Recent developments in the field of computer vision have introduced a potential avenue for improving medical image segmentation through foundation models. In particular, the Segment Anything Model (SAM) emerges as a foundational tool capable of general-purpose segmentation across diverse visual contexts. Despite its broad application potential, direct application of SAM to medical images has shown limited success. The paper "Input Augmentation with SAM: Boosting Medical Image Segmentation with Segmentation Foundation Model" systematically explores the leverage of SAM-generated features to enhance the performance of specialized medical image segmentation models through a proposed method termed SAMAug.

The core challenge addressed in this work is the domain-specific intricacies that typical general-purpose models fail to capture, particularly in medical imaging where expert knowledge is crucial. SAM, trained with an extensive dataset—11 million images and over 1 billion masks—provides segmentation outputs, including features, stability scores, and masks, yet initial tests indicate inadequate performance on medical datasets directly.

SAMAug Methodology and Implementation

The SAMAug method focuses on augmenting input images using SAM-generated segmentation prior maps and boundary prior maps. These maps enrich the original input by embedding semantically relevant structures derived from SAM, hence altering conventional data augmentation paradigms which primarily rely on transformations such as rotations or cropping.

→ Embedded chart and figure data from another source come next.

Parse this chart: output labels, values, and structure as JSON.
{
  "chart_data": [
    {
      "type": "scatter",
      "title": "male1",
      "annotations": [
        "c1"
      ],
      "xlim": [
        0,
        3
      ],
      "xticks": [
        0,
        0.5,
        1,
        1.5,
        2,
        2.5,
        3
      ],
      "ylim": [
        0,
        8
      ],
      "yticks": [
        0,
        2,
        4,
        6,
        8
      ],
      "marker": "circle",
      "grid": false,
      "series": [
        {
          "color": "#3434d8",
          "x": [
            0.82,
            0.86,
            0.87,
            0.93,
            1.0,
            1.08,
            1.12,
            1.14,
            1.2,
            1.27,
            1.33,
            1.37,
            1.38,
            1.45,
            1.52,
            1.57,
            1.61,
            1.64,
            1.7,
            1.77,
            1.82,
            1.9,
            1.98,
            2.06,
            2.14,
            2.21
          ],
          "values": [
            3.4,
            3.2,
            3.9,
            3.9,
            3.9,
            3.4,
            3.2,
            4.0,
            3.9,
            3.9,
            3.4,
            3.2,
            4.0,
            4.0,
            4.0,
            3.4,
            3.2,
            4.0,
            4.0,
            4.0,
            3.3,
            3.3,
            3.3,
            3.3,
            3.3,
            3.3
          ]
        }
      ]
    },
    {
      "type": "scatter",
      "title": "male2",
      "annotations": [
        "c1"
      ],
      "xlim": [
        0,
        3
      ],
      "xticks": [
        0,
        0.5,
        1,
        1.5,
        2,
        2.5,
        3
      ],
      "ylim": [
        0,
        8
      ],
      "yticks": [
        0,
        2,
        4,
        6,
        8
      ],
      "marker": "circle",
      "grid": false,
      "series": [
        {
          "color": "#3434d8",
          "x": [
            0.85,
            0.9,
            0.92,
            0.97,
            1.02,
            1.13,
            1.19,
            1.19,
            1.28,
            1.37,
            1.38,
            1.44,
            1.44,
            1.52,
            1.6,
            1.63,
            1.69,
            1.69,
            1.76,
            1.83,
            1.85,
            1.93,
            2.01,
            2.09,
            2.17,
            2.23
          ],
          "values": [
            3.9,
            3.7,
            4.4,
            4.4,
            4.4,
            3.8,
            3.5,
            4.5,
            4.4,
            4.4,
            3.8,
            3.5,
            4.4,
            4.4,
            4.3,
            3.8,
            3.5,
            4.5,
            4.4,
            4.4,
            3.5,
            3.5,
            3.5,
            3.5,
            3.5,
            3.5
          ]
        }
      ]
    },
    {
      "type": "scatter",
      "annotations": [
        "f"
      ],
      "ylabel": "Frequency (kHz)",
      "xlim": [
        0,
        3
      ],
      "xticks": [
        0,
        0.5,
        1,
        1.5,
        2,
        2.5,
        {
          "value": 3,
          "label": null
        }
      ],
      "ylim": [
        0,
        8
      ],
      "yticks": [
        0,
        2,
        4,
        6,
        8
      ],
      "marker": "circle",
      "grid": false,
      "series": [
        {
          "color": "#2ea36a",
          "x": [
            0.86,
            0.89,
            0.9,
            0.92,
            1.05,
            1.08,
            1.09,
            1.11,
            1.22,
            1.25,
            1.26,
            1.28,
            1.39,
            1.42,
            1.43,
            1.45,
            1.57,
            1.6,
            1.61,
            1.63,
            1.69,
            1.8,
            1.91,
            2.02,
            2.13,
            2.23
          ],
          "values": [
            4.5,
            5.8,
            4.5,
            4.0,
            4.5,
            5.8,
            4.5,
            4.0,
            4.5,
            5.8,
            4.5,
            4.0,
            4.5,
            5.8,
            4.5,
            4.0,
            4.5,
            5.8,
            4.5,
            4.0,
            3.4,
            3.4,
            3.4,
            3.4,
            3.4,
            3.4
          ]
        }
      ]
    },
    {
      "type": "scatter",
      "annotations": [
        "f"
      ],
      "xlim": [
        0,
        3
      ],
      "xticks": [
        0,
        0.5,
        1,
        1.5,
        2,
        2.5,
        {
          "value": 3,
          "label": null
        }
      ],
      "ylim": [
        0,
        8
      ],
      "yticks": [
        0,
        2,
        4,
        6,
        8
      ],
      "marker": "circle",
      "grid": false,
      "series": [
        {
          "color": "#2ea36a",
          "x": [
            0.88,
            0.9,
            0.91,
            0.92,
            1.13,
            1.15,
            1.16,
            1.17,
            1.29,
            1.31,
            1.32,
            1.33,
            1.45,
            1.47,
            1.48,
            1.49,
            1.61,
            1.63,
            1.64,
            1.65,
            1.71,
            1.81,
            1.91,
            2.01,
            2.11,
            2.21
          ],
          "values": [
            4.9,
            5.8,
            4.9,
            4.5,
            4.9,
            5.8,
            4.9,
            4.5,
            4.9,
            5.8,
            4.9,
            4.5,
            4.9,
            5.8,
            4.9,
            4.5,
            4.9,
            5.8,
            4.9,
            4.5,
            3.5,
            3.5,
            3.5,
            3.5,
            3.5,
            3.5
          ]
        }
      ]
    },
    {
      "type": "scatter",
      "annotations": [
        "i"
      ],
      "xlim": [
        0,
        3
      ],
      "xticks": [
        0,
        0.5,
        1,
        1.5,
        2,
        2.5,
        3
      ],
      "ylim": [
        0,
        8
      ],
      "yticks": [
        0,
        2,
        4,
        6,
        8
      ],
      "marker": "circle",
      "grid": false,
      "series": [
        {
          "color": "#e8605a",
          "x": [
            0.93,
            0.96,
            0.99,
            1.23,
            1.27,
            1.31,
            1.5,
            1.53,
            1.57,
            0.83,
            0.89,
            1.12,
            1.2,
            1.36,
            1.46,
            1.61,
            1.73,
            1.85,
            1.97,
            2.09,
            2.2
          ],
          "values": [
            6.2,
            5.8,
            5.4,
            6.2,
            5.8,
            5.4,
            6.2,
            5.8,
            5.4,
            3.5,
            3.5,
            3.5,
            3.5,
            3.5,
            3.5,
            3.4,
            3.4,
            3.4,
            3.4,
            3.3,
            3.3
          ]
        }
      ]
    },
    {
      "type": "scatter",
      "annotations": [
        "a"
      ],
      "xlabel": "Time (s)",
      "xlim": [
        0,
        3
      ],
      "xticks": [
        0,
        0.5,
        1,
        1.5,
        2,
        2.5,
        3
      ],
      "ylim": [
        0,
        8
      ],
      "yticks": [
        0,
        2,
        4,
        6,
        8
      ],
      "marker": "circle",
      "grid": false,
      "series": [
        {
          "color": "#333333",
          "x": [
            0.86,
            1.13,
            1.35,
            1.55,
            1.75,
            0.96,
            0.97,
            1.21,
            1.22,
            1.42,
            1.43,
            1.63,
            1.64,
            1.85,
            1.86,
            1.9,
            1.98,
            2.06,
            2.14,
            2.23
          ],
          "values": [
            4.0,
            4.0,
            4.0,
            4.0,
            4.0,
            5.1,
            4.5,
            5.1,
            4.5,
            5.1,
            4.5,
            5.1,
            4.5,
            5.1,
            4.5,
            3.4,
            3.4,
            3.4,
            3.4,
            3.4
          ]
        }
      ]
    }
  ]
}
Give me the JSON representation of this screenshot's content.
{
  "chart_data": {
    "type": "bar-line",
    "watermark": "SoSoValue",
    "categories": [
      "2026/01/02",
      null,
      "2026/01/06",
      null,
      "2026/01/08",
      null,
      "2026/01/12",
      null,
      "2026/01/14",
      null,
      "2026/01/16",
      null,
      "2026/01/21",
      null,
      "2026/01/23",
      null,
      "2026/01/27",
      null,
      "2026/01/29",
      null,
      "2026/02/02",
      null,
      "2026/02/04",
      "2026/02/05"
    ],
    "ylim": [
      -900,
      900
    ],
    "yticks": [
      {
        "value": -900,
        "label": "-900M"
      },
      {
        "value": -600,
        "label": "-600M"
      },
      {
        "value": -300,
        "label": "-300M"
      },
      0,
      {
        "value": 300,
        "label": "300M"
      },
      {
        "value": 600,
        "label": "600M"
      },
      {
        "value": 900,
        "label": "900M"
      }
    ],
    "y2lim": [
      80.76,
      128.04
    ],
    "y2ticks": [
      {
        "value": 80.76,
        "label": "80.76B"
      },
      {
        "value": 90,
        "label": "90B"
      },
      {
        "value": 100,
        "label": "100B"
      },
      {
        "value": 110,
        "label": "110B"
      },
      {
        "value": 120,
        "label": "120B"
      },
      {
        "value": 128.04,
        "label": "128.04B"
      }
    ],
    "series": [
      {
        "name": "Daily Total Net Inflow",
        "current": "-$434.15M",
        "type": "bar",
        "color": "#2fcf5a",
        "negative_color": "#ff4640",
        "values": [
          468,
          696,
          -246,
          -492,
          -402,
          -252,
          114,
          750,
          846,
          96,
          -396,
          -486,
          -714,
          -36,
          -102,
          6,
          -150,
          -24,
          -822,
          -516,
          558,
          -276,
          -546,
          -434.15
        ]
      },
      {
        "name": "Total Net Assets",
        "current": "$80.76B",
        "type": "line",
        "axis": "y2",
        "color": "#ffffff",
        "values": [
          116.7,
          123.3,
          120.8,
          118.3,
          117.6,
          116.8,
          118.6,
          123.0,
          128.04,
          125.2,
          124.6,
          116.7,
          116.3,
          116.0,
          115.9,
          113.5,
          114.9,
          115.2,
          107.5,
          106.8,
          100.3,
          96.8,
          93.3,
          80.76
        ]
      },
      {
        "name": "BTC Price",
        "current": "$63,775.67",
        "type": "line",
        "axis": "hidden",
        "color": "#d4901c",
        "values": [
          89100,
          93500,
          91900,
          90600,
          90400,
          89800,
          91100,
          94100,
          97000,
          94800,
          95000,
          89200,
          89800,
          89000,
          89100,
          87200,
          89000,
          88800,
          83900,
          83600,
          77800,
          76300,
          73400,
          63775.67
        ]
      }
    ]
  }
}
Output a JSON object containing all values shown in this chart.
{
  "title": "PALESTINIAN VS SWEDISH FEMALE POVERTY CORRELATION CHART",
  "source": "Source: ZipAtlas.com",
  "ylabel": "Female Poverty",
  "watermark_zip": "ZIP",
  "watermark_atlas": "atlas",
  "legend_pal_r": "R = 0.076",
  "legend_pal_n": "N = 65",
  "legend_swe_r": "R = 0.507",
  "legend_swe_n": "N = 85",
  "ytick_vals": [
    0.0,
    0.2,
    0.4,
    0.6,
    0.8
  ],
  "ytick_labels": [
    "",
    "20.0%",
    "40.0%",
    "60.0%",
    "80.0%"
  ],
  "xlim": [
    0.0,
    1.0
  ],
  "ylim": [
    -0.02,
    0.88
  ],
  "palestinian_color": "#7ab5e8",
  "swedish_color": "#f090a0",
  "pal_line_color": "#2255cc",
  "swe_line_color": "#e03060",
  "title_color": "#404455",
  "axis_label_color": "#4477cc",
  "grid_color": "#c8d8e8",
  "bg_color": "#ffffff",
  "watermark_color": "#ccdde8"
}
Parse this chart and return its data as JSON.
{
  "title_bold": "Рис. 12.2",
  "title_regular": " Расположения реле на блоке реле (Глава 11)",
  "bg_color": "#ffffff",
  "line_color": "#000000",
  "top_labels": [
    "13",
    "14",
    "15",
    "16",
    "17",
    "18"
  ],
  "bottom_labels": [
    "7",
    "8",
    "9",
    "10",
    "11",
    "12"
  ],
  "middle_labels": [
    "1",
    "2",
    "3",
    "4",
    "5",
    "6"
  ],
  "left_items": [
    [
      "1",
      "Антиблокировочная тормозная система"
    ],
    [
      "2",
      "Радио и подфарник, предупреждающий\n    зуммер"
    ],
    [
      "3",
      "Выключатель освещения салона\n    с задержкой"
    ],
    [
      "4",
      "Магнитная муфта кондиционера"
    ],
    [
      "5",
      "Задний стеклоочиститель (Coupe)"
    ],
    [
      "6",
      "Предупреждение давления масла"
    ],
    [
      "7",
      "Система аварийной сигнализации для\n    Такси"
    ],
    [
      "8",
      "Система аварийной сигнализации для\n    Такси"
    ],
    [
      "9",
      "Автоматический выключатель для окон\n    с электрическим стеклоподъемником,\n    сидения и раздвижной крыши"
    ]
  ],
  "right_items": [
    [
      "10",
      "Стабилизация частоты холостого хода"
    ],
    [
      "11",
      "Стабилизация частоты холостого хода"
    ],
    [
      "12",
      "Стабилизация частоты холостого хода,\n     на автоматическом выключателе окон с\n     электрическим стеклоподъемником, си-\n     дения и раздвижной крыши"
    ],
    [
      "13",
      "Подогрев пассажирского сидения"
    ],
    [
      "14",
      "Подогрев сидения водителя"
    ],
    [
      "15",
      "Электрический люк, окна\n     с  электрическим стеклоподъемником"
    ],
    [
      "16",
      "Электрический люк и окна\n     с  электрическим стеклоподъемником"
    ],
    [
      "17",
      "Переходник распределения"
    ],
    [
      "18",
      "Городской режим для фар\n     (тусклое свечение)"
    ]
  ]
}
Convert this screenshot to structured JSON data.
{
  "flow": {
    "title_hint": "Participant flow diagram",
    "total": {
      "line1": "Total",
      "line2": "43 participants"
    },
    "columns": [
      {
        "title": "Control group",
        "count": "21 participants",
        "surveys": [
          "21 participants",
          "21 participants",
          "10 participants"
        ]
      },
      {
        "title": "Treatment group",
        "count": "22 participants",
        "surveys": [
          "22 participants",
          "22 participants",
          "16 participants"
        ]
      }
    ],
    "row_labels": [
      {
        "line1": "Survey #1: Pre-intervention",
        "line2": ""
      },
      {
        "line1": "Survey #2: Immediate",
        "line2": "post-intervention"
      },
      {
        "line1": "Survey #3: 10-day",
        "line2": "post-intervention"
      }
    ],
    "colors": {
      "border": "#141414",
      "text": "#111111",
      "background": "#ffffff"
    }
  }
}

This augmentation is seamlessly integrated into the input channel of conventional medical image segmentation models like U-Net. SAMAug does not modify the parameters of SAM itself, ensuring that computation and memory footprints remain minimal compared to approaches involving fine-tuning or additional adaptation layers. Model training with SAMAug combines augmented and raw image inputs, optimizing the model’s performance via a loss function that weights contributions from different input types. This dual-input methodology allows segmentation models to benefit both from raw and SAM-augmented data, particularly impacting scenarios where SAM alone underperforms.

Experimental Validation

Empirical evidence of SAMAug's merits is presented through experiments across three benchmark datasets: Polyp, MoNuSeg, and GlaS. In polyp segmentation, SAMAug demonstrates a notable improvement in the Dice scores over the adept HSNet. For cell segmentation tasks on the MoNuSeg dataset, SAMAug enhances Advanced Jaccard Index (AJI) and F-score metrics across multiple neural network architectures, including U-Net and Attention UNet. Similarly, in gland segmentation on the GlaS dataset, SAMAug achieves higher F-score and Object Dice measures compared to traditional approaches.

These results suggest that SAMAug significantly enhances segmentation accuracy and outline its effectiveness in mitigating the shortcomings of SAM when applied straightforwardly to medical images. Visual cases substantiate that SAM's segmentation serves as a robust prior, catalyzing the downstream models to achieve higher fidelity in segmentation outputs.

Implications and Future Directions

By demonstrating an efficient and effective augmentation strategy, the paper establishes foundational work to integrate SAM with existing medical segmentation pipelines. The implications extend both practically—where existing models can be even more finely tuned for precise medical prediction—and theoretically—introducing a pathway to bolster the utility of foundation models for specialized tasks.

Future research directions might investigate optimizing the augmentation function for greater robustness, adapting SAMAug to handle other medical imaging modalities, and leveraging the learned representations for uncertainty estimation and other predictive applications within clinical settings. Moreover, scalability to real-time applications and integration within automated diagnostic systems would significantly broaden the utility of the SAMAug approach.

In summary, SAMAug marks a strategic enhancement in the field of medical image processing, capitalizing on SAM’s perceptual abilities and the domain-specific requirements of medical segmentation tasks. This underscores the potential foundation models have for elevating medical imaging standards when appropriately augmented with task-specific methodologies.